De Kraai

De Kraai

Nerveus en schichtig waren de bewegingen van de in het zwart gehulde straatvogel. Zijn toekomst lag in het verleden en overleven was zijn dagelijkse niet aflatende bezigheid. Op zoek naar eten, en passant speurend naar glimmende muntjes die hij dacht te kunnen gebruiken.

Al speurend dook hij van het perron op het spoor, maar niet na goed te hebben gekeken of er een trein aankwam. Hij pakte de tien eurocent en dacht: beter dan niets. Hij had al drie muntjes weggepakt van het spoor. Muntjes die slordige passagiers van het perron hadden laten vallen. Nog drie perrons, dacht de magere, zwarte, voorovergebogen, straatervaren, donkere gedaante.
Zijn scherpe blik gleed langs de rails. Hij geloofde zijn ogen niet, lag het daar echt? Wat een buitenkans. Scherp om zich heen kijkend of niemand anders het had gezien en er geen bemoeizuchtigen op de kust waren, dook hij nogmaals op het perron. Hij had het goed gezien, een twee-euromunt. De trein had hij niet gezien.

Ternauwernood ontsnapte hij aan de vermorzelende wielen van de intercity die net op gang was gekomen. Hij draaide zich om en zag twee hem zeer bekende mannen van de spoorwegpolitie staan. Hij deed een vergeefse poging om weg te rennen, maar ze hielden hem vast en namen hem mee. Eenmaal in het kantoortje van de spoorwegpolitie doorzochten ze zijn zakken, pakten hem alles af en deden het in een plastic zak waar ze een sticker op plakten met een nummer en een naam. Een van de twee schreef een zinloze bekeuring uit aan een adres van het Leger des Heils, waar de Kraai zelden kwam. Een bekeuring op naam van een vriend die jaren geleden was overleden. Een identiteitsbewijs had hij niet en de spoorwegpolitie dacht inmiddels te weten wie hij was. Dat ze de bekeuring nooit verzonden, omdat het zinloos was, wist de Kraai niet.

Hij was niet ontevreden over de aanhouding, want ze gaven hem een kop koffie en hij kreeg twee oliebollen die over waren van oudjaar. De twee agenten praatten nog even met elkaar en stonden na vijf minuten op. Ze brachten hem naar het plein voor het station en gaven hem het zakje waar zijn spullen in zaten. Beiden glimlachten en de grootste van de twee zei: “Gelukkig nieuwjaar en tot de volgende keer, Kraai.”

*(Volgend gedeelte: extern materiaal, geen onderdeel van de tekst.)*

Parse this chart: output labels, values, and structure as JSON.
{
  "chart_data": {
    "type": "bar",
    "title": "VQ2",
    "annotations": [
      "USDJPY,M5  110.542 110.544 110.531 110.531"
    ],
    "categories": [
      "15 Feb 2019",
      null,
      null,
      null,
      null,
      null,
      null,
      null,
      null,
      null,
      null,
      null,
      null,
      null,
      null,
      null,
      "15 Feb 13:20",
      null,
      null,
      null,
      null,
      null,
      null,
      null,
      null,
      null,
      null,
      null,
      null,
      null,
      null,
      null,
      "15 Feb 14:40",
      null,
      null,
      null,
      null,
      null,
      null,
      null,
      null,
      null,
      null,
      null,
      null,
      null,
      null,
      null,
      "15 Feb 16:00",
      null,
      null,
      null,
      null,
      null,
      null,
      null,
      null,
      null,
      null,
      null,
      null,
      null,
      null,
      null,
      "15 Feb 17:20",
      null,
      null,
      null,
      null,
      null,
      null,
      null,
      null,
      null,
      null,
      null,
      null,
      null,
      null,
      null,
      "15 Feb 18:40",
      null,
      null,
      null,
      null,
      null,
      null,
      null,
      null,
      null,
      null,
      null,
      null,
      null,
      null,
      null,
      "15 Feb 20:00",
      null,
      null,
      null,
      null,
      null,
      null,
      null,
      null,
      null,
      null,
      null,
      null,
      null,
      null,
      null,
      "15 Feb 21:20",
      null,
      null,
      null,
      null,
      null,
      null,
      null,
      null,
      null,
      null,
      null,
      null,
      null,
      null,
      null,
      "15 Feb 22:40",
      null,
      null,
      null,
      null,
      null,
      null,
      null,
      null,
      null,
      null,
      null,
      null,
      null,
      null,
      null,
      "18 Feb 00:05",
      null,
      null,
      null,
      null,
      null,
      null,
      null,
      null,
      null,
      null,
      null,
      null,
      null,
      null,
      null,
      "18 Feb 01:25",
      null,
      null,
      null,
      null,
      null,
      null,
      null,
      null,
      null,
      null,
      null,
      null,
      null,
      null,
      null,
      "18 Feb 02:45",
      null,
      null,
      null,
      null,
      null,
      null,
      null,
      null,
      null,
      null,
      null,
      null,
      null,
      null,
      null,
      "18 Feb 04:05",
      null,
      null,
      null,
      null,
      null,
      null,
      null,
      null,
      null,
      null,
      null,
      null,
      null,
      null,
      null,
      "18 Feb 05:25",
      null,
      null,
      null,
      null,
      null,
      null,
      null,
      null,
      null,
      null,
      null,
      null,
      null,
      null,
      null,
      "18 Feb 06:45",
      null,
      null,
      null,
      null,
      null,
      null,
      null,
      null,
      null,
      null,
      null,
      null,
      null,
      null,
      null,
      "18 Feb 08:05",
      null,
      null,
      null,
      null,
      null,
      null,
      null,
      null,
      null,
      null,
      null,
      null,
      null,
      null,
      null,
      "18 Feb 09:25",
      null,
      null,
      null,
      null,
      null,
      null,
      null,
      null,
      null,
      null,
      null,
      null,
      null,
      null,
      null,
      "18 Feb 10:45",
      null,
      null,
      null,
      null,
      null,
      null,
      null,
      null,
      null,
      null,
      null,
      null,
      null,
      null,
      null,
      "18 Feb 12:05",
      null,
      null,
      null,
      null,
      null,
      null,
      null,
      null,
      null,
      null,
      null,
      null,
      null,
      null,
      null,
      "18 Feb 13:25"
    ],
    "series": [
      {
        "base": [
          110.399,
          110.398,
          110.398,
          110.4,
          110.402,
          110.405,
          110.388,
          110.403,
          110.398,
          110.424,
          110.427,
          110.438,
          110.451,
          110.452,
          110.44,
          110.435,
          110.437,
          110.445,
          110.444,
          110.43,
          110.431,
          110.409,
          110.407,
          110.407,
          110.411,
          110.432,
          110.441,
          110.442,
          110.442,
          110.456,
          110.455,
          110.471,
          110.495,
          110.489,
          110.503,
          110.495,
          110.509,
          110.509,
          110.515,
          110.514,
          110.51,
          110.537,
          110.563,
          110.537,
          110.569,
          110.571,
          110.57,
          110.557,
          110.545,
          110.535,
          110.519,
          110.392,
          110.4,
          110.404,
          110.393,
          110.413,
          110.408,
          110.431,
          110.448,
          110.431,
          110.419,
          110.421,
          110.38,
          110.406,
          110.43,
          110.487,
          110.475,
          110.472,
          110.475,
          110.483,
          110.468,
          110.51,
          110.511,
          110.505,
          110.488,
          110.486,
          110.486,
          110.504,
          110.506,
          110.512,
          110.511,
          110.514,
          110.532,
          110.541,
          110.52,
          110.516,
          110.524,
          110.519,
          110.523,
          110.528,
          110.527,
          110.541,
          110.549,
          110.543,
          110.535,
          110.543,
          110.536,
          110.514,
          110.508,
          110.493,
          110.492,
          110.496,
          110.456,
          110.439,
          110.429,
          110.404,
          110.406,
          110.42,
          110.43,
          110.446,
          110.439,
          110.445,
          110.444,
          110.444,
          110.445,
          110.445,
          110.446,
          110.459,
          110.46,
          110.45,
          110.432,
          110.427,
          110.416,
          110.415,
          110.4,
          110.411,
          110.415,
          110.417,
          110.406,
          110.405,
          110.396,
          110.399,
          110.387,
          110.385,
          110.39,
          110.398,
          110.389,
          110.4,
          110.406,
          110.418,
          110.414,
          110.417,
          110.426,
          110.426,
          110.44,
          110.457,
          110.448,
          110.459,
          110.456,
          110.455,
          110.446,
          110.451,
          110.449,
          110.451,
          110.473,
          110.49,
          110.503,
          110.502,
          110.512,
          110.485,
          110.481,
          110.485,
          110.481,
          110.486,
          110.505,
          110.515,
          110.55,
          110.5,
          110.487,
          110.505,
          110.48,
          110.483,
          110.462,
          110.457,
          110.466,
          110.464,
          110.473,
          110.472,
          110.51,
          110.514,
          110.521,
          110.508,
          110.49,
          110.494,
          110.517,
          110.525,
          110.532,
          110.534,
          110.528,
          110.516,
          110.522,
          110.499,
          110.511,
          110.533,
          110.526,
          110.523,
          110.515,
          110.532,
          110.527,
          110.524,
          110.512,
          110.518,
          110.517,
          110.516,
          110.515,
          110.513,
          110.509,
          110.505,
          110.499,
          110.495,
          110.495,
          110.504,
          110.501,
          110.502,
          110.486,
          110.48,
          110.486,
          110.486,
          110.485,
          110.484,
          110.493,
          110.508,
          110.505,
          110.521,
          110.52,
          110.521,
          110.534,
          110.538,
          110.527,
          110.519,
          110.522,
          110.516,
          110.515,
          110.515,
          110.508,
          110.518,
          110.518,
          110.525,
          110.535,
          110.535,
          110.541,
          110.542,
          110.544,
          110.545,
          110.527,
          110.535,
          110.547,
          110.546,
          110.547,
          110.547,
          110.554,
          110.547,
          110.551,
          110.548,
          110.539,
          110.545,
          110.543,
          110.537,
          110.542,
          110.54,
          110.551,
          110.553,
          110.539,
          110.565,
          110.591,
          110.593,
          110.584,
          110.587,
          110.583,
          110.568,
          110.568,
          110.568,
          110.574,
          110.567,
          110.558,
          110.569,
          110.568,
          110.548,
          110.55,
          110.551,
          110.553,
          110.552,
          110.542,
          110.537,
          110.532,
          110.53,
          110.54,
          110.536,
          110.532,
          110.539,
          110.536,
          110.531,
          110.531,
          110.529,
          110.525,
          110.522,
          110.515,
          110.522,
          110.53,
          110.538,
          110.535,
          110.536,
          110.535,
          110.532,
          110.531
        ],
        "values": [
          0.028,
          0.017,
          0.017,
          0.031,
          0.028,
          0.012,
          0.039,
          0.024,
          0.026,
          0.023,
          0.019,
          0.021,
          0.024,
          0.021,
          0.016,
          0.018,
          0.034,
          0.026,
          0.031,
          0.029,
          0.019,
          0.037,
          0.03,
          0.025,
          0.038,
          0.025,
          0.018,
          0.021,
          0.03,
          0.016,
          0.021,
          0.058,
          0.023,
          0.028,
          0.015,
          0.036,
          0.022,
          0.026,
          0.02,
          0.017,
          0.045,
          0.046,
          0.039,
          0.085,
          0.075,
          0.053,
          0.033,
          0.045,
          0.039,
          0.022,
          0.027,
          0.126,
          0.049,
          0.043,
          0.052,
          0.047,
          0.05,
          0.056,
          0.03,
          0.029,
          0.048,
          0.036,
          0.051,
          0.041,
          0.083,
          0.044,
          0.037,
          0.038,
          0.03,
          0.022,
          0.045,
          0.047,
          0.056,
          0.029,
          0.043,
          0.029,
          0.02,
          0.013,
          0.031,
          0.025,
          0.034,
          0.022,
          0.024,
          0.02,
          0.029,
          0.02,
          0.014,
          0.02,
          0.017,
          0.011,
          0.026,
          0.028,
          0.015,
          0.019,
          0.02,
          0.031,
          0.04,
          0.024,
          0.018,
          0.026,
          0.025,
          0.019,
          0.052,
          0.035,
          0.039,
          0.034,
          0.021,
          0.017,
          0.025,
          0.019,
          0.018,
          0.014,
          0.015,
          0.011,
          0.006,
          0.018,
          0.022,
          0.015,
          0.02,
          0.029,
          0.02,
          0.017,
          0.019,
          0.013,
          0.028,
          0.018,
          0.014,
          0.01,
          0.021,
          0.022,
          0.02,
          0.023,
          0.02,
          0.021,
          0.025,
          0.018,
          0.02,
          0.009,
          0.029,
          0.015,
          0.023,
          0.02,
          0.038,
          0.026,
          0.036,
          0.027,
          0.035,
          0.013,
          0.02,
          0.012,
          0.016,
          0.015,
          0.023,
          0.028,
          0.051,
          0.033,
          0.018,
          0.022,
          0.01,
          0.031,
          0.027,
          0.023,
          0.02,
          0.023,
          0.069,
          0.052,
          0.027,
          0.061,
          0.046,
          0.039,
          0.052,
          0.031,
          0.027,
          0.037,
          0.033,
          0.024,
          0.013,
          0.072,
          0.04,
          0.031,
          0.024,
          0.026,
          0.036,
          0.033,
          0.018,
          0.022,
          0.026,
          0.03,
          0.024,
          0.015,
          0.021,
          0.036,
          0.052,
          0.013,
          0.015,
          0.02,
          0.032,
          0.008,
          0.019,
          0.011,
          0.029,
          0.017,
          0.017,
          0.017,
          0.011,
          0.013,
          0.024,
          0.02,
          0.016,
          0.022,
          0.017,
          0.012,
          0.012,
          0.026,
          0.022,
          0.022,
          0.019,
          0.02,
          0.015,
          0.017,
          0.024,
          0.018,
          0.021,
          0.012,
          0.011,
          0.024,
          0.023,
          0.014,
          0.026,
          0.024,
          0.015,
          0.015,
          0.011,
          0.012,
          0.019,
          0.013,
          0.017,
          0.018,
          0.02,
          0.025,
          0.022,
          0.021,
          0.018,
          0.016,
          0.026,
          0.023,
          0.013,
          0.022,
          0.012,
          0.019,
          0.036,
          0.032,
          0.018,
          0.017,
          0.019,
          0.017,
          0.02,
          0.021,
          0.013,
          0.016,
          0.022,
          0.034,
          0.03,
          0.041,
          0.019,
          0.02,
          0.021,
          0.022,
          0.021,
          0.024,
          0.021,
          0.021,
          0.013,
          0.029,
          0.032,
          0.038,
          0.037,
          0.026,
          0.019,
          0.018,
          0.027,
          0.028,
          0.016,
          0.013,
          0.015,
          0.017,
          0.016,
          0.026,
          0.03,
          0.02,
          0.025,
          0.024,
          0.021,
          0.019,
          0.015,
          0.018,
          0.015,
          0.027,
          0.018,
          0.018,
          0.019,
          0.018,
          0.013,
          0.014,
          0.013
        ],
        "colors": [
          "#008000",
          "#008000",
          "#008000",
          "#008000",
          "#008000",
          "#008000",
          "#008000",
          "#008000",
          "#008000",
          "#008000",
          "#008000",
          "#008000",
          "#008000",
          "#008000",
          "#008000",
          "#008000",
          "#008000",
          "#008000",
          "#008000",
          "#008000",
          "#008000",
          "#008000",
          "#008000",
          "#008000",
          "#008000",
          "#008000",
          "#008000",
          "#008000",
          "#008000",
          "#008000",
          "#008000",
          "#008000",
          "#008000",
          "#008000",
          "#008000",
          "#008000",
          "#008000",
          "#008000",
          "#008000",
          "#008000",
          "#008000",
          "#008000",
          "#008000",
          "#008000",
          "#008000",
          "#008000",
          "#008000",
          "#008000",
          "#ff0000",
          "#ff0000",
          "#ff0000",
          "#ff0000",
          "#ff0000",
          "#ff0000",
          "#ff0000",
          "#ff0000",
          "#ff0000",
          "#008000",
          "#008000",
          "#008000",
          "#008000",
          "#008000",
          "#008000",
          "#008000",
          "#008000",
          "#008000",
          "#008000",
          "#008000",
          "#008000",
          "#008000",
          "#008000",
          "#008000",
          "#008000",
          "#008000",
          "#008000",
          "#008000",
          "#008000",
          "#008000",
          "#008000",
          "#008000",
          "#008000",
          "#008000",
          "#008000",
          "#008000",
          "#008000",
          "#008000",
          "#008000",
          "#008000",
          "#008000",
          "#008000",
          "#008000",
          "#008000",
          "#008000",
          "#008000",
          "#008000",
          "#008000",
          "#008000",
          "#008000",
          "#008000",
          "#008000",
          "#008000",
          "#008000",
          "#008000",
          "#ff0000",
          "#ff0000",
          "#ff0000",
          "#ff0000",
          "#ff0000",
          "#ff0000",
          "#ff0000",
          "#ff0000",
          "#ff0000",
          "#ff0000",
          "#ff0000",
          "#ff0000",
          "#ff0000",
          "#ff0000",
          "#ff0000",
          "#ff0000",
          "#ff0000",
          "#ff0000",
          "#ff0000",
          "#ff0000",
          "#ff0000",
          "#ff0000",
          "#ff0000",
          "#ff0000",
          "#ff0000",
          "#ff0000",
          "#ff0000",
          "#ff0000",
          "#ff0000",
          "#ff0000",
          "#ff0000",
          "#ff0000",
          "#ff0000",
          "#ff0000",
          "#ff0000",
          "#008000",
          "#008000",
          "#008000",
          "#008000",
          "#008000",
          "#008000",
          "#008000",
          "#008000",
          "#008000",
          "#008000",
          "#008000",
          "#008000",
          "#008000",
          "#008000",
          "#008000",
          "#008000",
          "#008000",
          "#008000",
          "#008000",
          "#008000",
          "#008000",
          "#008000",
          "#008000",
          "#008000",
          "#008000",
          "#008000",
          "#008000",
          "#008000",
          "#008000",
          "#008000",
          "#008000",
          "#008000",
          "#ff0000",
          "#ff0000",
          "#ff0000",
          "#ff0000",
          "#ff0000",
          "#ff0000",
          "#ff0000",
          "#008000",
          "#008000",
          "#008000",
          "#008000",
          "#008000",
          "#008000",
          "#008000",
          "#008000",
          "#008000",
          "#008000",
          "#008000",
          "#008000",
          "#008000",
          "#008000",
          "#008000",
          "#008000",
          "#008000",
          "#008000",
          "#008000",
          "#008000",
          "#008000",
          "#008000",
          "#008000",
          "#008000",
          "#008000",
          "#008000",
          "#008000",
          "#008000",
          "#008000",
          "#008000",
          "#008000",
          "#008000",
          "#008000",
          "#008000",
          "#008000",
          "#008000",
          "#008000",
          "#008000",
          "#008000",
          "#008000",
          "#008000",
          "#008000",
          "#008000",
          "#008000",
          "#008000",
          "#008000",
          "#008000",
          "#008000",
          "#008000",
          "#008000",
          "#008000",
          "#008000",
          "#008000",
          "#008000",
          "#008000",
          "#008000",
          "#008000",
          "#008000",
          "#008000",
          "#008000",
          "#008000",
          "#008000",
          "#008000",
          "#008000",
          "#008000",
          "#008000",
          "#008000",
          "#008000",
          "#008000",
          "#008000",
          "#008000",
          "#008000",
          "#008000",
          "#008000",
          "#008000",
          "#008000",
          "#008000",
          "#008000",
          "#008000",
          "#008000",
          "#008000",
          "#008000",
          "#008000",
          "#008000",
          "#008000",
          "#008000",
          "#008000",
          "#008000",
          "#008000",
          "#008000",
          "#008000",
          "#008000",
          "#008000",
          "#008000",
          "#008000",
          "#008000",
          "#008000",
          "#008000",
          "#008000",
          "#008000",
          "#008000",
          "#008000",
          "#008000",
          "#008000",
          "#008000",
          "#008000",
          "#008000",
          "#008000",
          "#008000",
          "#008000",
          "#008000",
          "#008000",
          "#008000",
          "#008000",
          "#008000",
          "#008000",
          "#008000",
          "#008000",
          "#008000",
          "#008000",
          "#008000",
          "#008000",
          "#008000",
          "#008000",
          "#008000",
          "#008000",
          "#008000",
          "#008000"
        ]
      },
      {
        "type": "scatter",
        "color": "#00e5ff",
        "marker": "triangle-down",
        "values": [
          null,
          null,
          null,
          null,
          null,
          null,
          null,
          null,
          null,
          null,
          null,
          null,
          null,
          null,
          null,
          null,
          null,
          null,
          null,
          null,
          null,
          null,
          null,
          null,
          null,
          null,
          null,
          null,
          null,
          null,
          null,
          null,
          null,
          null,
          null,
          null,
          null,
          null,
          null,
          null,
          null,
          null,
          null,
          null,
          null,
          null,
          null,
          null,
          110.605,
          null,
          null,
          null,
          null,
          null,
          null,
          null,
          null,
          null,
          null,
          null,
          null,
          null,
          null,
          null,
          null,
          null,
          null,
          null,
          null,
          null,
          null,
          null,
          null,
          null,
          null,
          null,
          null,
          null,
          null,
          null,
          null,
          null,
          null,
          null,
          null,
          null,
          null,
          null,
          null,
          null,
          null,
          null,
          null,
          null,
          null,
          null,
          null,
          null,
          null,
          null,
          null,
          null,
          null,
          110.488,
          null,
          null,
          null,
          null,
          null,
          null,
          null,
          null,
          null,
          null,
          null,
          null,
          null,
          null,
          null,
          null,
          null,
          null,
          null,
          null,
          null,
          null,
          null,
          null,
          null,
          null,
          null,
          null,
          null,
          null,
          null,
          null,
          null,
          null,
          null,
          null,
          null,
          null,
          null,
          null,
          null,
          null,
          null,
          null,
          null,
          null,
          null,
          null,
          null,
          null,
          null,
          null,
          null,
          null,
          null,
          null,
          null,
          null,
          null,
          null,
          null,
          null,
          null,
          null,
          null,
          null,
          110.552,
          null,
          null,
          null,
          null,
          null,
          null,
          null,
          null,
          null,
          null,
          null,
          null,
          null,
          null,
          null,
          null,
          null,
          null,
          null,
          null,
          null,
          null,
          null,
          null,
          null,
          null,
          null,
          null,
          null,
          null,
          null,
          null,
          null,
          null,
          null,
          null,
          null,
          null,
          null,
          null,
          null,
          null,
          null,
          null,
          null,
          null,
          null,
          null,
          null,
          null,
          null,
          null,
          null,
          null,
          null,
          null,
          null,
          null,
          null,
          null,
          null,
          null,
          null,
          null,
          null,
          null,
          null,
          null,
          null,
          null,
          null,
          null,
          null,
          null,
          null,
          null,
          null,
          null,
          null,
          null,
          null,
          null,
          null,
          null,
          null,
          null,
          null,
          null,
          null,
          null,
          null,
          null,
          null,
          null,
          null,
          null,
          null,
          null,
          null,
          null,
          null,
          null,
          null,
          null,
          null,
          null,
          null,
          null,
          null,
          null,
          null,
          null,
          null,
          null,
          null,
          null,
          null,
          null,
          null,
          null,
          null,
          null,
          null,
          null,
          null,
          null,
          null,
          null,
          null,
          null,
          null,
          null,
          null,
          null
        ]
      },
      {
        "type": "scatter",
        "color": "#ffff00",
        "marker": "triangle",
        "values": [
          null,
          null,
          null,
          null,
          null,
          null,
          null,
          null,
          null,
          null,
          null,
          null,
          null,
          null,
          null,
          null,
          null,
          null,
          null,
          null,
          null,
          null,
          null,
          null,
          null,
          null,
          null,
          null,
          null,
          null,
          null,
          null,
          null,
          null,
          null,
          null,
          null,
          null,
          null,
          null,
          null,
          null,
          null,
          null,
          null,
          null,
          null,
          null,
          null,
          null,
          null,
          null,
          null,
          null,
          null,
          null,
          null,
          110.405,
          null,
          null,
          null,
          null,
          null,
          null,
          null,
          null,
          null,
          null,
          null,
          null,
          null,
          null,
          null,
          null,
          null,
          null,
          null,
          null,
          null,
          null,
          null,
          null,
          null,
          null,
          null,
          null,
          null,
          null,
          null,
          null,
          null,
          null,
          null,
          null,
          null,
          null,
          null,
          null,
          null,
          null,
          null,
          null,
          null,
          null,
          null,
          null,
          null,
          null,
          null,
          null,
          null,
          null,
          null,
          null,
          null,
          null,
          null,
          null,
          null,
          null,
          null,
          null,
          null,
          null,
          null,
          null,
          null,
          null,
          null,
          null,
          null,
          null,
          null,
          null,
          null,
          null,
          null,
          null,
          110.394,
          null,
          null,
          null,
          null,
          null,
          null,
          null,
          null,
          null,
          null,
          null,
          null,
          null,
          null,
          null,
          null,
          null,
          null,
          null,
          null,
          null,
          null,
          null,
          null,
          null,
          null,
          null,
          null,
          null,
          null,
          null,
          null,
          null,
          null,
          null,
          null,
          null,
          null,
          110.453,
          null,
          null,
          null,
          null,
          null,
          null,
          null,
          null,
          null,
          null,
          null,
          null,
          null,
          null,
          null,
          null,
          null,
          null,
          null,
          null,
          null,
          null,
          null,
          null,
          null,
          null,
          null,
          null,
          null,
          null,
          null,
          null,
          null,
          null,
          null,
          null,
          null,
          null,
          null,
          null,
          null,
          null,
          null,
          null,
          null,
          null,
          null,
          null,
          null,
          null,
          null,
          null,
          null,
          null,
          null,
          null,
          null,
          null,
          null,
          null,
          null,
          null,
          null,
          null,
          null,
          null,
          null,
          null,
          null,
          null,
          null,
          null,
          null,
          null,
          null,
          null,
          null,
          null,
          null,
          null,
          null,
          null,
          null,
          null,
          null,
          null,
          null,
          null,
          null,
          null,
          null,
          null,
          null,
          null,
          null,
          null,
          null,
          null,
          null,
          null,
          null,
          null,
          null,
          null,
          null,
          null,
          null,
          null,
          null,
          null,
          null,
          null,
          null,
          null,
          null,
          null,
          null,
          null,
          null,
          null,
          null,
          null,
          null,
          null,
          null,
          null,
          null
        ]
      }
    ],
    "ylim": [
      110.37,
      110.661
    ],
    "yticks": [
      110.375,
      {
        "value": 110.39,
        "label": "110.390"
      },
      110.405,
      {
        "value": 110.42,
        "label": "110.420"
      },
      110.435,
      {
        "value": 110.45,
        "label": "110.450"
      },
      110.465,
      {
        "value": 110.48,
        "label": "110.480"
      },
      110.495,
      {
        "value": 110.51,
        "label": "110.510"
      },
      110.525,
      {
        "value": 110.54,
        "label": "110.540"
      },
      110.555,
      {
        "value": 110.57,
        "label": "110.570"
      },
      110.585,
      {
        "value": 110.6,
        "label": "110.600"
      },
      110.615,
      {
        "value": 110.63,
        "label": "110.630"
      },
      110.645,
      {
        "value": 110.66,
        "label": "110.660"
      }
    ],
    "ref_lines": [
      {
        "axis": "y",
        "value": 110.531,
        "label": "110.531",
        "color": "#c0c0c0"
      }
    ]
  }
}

De Kraai wiens leven al jaren voorbij leek te zijn, opende het zakje en wilde de spullen in zijn zakken stoppen. Verbijsterd keek hij naar de twee briefjes van tien euro die hem liggend op zijn schamele bezittingen aanstaarden.

 

Meander

 

“De Kraai”: © Meander; Almere; 2 januari 2019.

Foto Kraai op Rails: © Meander; Almere; 5 januari 2019.


“De kraai” is het verhaal van een overlever die zijn toekomst in het verleden heeft achtergelaten. Een kort verhaal, geschreven naar aanleiding van het zien van een man die op zoek was naar geld op de rails.

 

3 gedachten over “De Kraai

  1. Ik geef niet vaak geld aan een dakloze of bedelaar………..maar ik zou dit ook gedaan hebben, en een warme maaltijd voorgezet hebben……….ook hij heeft recht op een beetje warmte in deze tijd…..

  2. Een mooi verhaal waarbij spanning en opluchting elkaar afwisselen.
    Mooi gevonden: ‘straatvogel’ en ‘toekomst lag in het verleden’
    Verdrietig dat nog nog zoveel mensen, jong en oud, moeten leven zoals Kraai.
    In mijn gedachten gaat dit verhaal op verschillende manieren verder, maar steeds met een goede afloop: een nieuwe toekomst. (geloven in sprookjes?)